I received your very kind letter dated December 27th a few days ago and this is Saturday I concluded to try & reply. Whether I shall succeed in making mine as interesting as yours, I shall leave you to judge. I will do as you did in answering mine which is answer yours first and then, as you said, “let the rest bring up the rear.” You had a turkey dinner, did you? Well I should like very much to have been there & shared a portion of it with you. I am pretty confident I could have done the turkey justice. You speak of your own individual self & “friend” attending the “Fireman’s Fair.” So you have a friend, have you? When you answer, just tell me who that friend is—whether a male or female, I expect some fellow will have you “gobbled” too before I return.

It seems to me those fellows back there are getting very impudent by taking the advantage of our absence. Well, all I have got to say is for them to go ahead if they think there is no hereafter. There is Ida, Amanda, & I expect the next thing will be Betsy will come up missing. Let them go I say for it don’ make a great deal of difference now as we about begin to think they will be of no consequence to us at all. You know we can get along without the “gals” while you girls would pine away & finally “go up the spout.” But as I will not swear what I have said to be a fact, I will quit.

Now as you are getting very inquisitive in regard to my love affairs, I shall insist on knowing who you are “making love to,” and I would very much like to see some of their letters. I will tell you what I will do. If you will send me one of “his” letters, I will send a letter to you to read that I got from a certain young lady. It is not [ ]. You must not think she is the only “gal” I correspond with. It is a first rate one, also good and long.

You ask me if I still receive any letters from [ ] or Betsy. I did receive one from her a couple of weeks ago, it being the first one I have received since leaving Rolla, Mo. She said the reason she remained silent so long was she did not know how to direct. That is not all. Don’t you believe she is going to send me a photograph of herself. She said that one she sent me was a poor one. In speaking of photographs, made me think of receiving Cousin Lida & Winne’s a few days ago. I think I will send them home for you to put in that nice album father got you.
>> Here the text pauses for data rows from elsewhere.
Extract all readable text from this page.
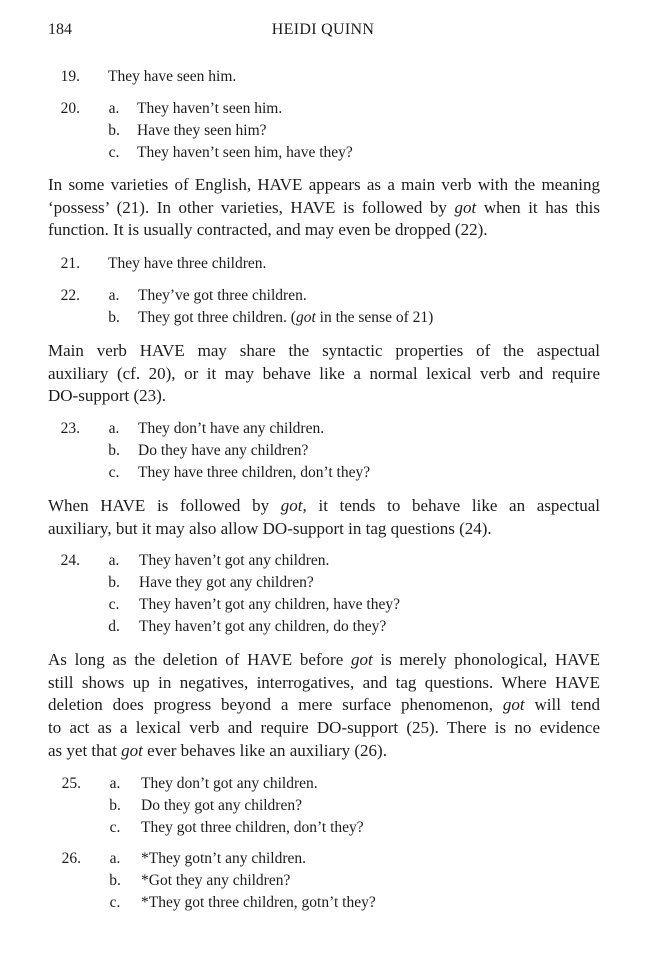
184	HEIDI QUINN
19. They have seen him.
20. a. They haven’t seen him.
b. Have they seen him?
c. They haven’t seen him, have they?
In some varieties of English, HAVE appears as a main verb with the meaning
‘possess’ (21). In other varieties, HAVE is followed by got when it has this
function. It is usually contracted, and may even be dropped (22).
21. They have three children.
22. a. They’ve got three children.
b. They got three children. (got in the sense of 21)
Main verb HAVE may share the syntactic properties of the aspectual
auxiliary (cf. 20), or it may behave like a normal lexical verb and require
DO-support (23).
23. a. They don’t have any children.
b. Do they have any children?
c. They have three children, don’t they?
When HAVE is followed by got, it tends to behave like an aspectual
auxiliary, but it may also allow DO-support in tag questions (24).
24. a. They haven’t got any children.
b. Have they got any children?
c. They haven’t got any children, have they?
d. They haven’t got any children, do they?
As long as the deletion of HAVE before got is merely phonological, HAVE
still shows up in negatives, interrogatives, and tag questions. Where HAVE
deletion does progress beyond a mere surface phenomenon, got will tend
to act as a lexical verb and require DO-support (25). There is no evidence
as yet that got ever behaves like an auxiliary (26).
25. a. They don’t got any children.
b. Do they got any children?
c. They got three children, don’t they?
26. a. *They gotn’t any children.
b. *Got they any children?
c. *They got three children, gotn’t they?
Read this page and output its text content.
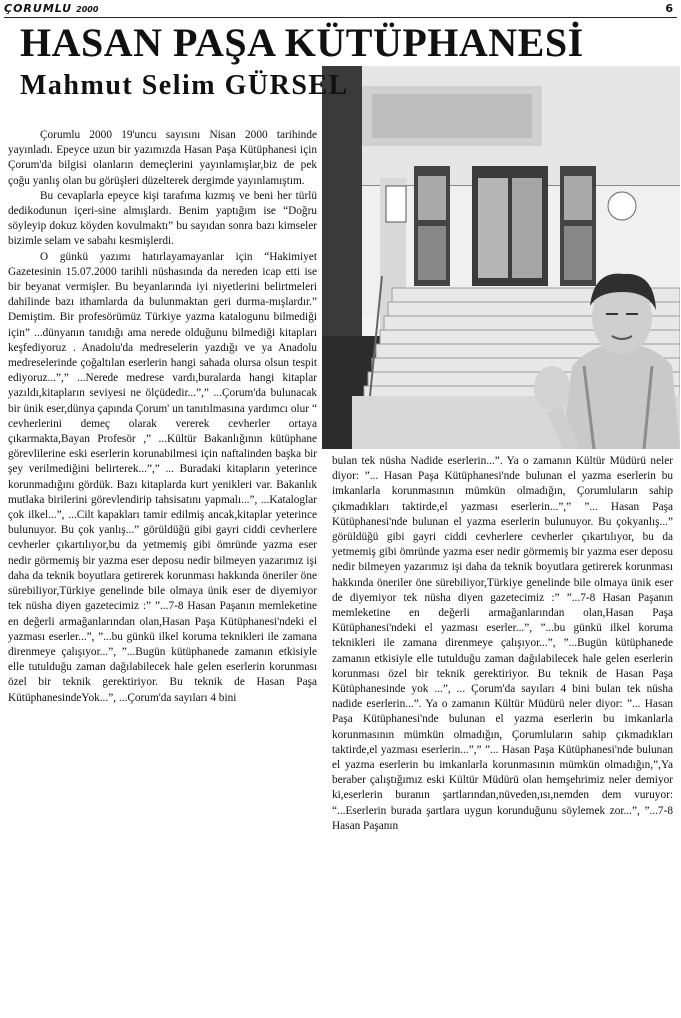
ÇORUMLU 2000	6
HASAN PAŞA KÜTÜPHANESİ
Mahmut Selim GÜRSEL

Çorumlu 2000 19'uncu sayısını Nisan 2000 tarihinde yayınladı. Epeyce uzun bir yazımızda Hasan Paşa Kütüphanesi için Çorum'da bilgisi olanların demeçlerini yayınlamışlar,biz de pek çoğu yanlış olan bu görüşleri düzelterek dergimde yayınlamıştım.

Bu cevaplarla epeyce kişi tarafıma kızmış ve beni her türlü dedikodunun içeri-sine almışlardı. Benim yaptığım ise “Doğru söyleyip dokuz köyden kovulmaktı” bu sayıdan sonra bazı kimseler bizimle selam ve sabahı kesmişlerdi.

O günkü yazımı hatırlayamayanlar için “Hakimiyet Gazetesinin 15.07.2000 tarihli nüshasında da nereden icap etti ise bir beyanat vermişler. Bu beyanlarında iyi niyetlerini belirtmeleri dahilinde bazı ithamlarda da bulunmaktan geri durma-mışlardır.” Demiştim. Bir profesörümüz Türkiye yazma katalogunu bilmediği için” ...dünyanın tanıdığı ama nerede olduğunu bilmediği kitapları keşfediyoruz . Anadolu'da medreselerin yazdığı ve ya Anadolu medreselerinde çoğaltılan eserlerin hangi sahada olursa olsun tespit ediyoruz...”,” ...Nerede medrese vardı,buralarda hangi kitaplar yazıldı,kitapların seviyesi ne ölçüdedir...”,” ...Çorum'da bulunacak bir ünik eser,dünya çapında Çorum' un tanıtılmasına yardımcı olur “ cevherlerini demeç olarak vererek cevherler ortaya çıkarmakta,Bayan Profesör ,” ...Kültür Bakanlığının kütüphane görevlilerine eski eserlerin korunabilmesi için naftalinden başka bir şey verilmediğini belirterek...”,” ... Buradaki kitapların yeterince korunmadığını gördük. Bazı kitaplarda kurt yenikleri var. Bakanlık mutlaka birilerini görevlendirip tahsisatını yapmalı...”, ...Kataloglar çok ilkel...”, ...Cilt kapakları tamir edilmiş ancak,kitaplar yeterince bulunuyor. Bu çok yanlış...” görüldüğü gibi gayri ciddi cevherlere cevherler çıkartılıyor,bu da yetmemiş gibi ömründe yazma eser nedir görmemiş bir yazma eser deposu nedir bilmeyen yazarımız işi daha da teknik boyutlara getirerek korunması hakkında öneriler öne sürebiliyor,Türkiye genelinde bile olmaya ünik eser de diyemiyor tek nüsha diyen gazetecimiz :” ”...7-8 Hasan Paşanın memleketine en değerli armağanlarından olan,Hasan Paşa Kütüphanesi'ndeki el yazması eserler...”, ”...bu günkü ilkel koruma teknikleri ile zamana direnmeye çalışıyor...”, ”...Bugün kütüphanede zamanın etkisiyle elle tutulduğu zaman dağılabilecek hale gelen eserlerin korunması özel bir teknik gerektiriyor. Bu teknik de Hasan Paşa KütüphanesindeYok...”, ...Çorum'da sayıları 4 bini

bulan tek nüsha Nadide eserlerin...”. Ya o zamanın Kültür Müdürü neler diyor: ”... Hasan Paşa Kütüphanesi'nde bulunan el yazma eserlerin bu imkanlarla korunmasının mümkün olmadığın, Çorumluların sahip çıkmadıkları taktirde,el yazması eserlerin...”,” ”... Hasan Paşa Kütüphanesi'nde bulunan el yazma eserlerin bulunuyor. Bu çokyanlış...” görüldüğü gibi gayri ciddi cevherlere cevherler çıkartılıyor, bu da yetmemiş gibi ömründe yazma eser nedir görmemiş bir yazma eser deposu nedir bilmeyen yazarımız işi daha da teknik boyutlara getirerek korunması hakkında öneriler öne sürebiliyor,Türkiye genelinde bile olmaya ünik eser de diyemiyor tek nüsha diyen gazetecimiz :” ”...7-8 Hasan Paşanın memleketine en değerli armağanlarından olan,Hasan Paşa Kütüphanesi'ndeki el yazması eserler...”, ”...bu günkü ilkel koruma teknikleri ile zamana direnmeye çalışıyor...”, ”...Bugün kütüphanede zamanın etkisiyle elle tutulduğu zaman dağılabilecek hale gelen eserlerin korunması özel bir teknik gerektiriyor. Bu teknik de Hasan Paşa Kütüphanesinde yok ...”, ... Çorum'da sayıları 4 bini bulan tek nüsha nadide eserlerin...”. Ya o zamanın Kültür Müdürü neler diyor: ”... Hasan Paşa Kütüphanesi'nde bulunan el yazma eserlerin bu imkanlarla korunmasının mümkün olmadığın, Çorumluların sahip çıkmadıkları taktirde,el yazması eserlerin...”,” ”... Hasan Paşa Kütüphanesi'nde bulunan el yazma eserlerin bu imkanlarla korunmasının mümkün olmadığın,”,Ya beraber çalıştığımız eski Kültür Müdürü olan hemşehrimiz neler demiyor ki,eserlerin buranın şartlarından,nüveden,ısı,nemden dem vuruyor: “...Eserlerin burada şartlara uygun korunduğunu söylemek zor...”, ”...7-8 Hasan Paşanın
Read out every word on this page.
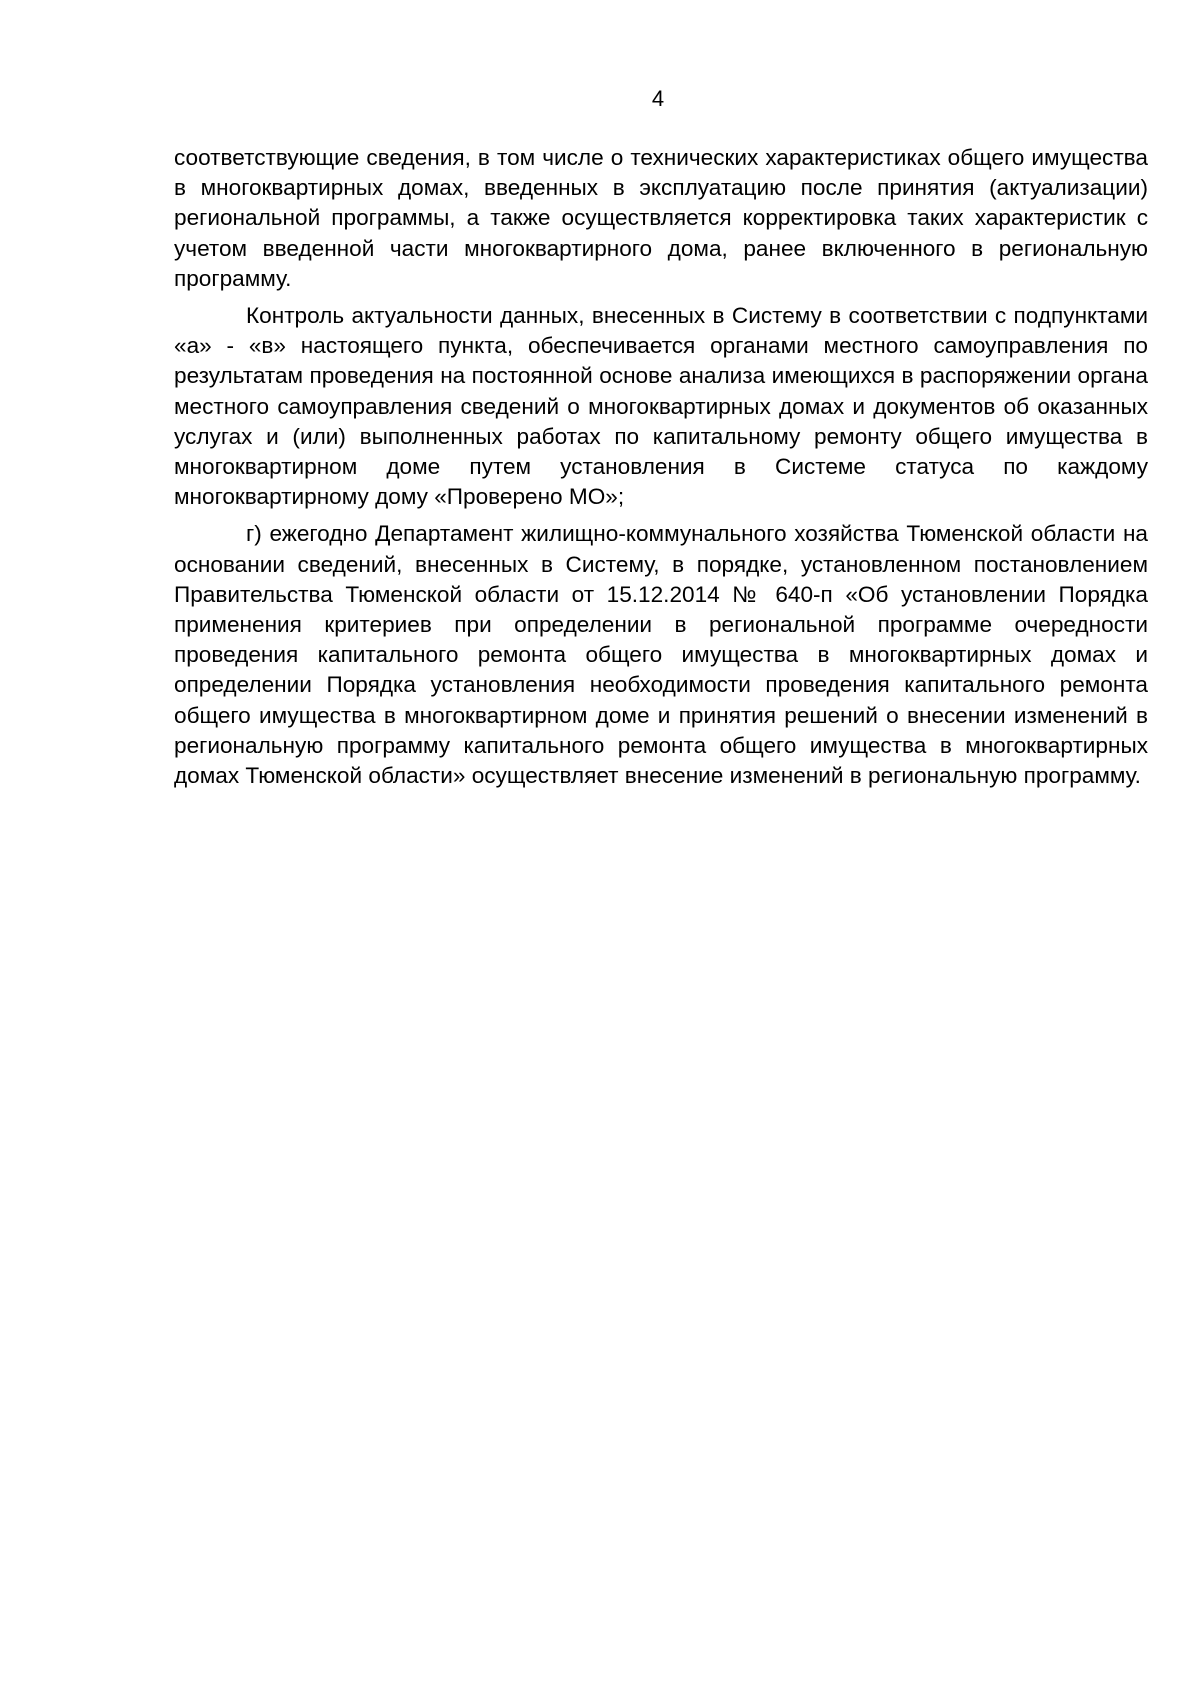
4

соответствующие сведения, в том числе о технических характеристиках общего имущества в многоквартирных домах, введенных в эксплуатацию после принятия (актуализации) региональной программы, а также осуществляется корректировка таких характеристик с учетом введенной части многоквартирного дома, ранее включенного в региональную программу.

Контроль актуальности данных, внесенных в Систему в соответствии с подпунктами «а» - «в» настоящего пункта, обеспечивается органами местного самоуправления по результатам проведения на постоянной основе анализа имеющихся в распоряжении органа местного самоуправления сведений о многоквартирных домах и документов об оказанных услугах и (или) выполненных работах по капитальному ремонту общего имущества в многоквартирном доме путем установления в Системе статуса по каждому многоквартирному дому «Проверено МО»;

г) ежегодно Департамент жилищно-коммунального хозяйства Тюменской области на основании сведений, внесенных в Систему, в порядке, установленном постановлением Правительства Тюменской области от 15.12.2014 № 640-п «Об установлении Порядка применения критериев при определении в региональной программе очередности проведения капитального ремонта общего имущества в многоквартирных домах и определении Порядка установления необходимости проведения капитального ремонта общего имущества в многоквартирном доме и принятия решений о внесении изменений в региональную программу капитального ремонта общего имущества в многоквартирных домах Тюменской области» осуществляет внесение изменений в региональную программу.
You also ask me if I have formed an attachment for any of my companions. I can say that there is one that I think considerable of. His name is Hopwood. 1 He is not only a first-rate fellow, but he possess that particular feature so necessary to gain the good wishes of the ladies, “good looking.” He is slightly acquainted with Uncle Patton & lives not far from Millersburg. Was it not the McClean farm Uncle Levi bought & then sold just about the time he went into the oil business? It was his uncle that owned that farm. His grandfather also lives near Minerva. His name is Latell. He is well acquainted in Columbiana County & near Minerva. Now if you have formed anything of the kind yourself, just let me know.

Min, I was sorry to hear of mother Elmore’s ill health. I wish you all enjoyed as good health as I do at present. I never felt better.

We are now quartered in our tents & get plenty to eat and nothing to do but drill twice a day. Yesterday 36 men detailed from our division, went out on a scout yesterday, and came back with 7 men less than they went with. They went out too far and the rebs having so much the best horses they “gobbled” them.

Give my love to all. Affectionately your brother, — I. N. Haldeman, Co. F, 22nd Iowa

To Muss Minnie Haldeman

Mr. I. N. Haldeman
Co. F, 22nd Iowa Mounted Infantry
13th Army Corps
Dept. of the Gulf

1 There were two Hopwoods in Co. F, 22nd Iowa Infantry—James W. Hopwood and William D. Hopwood.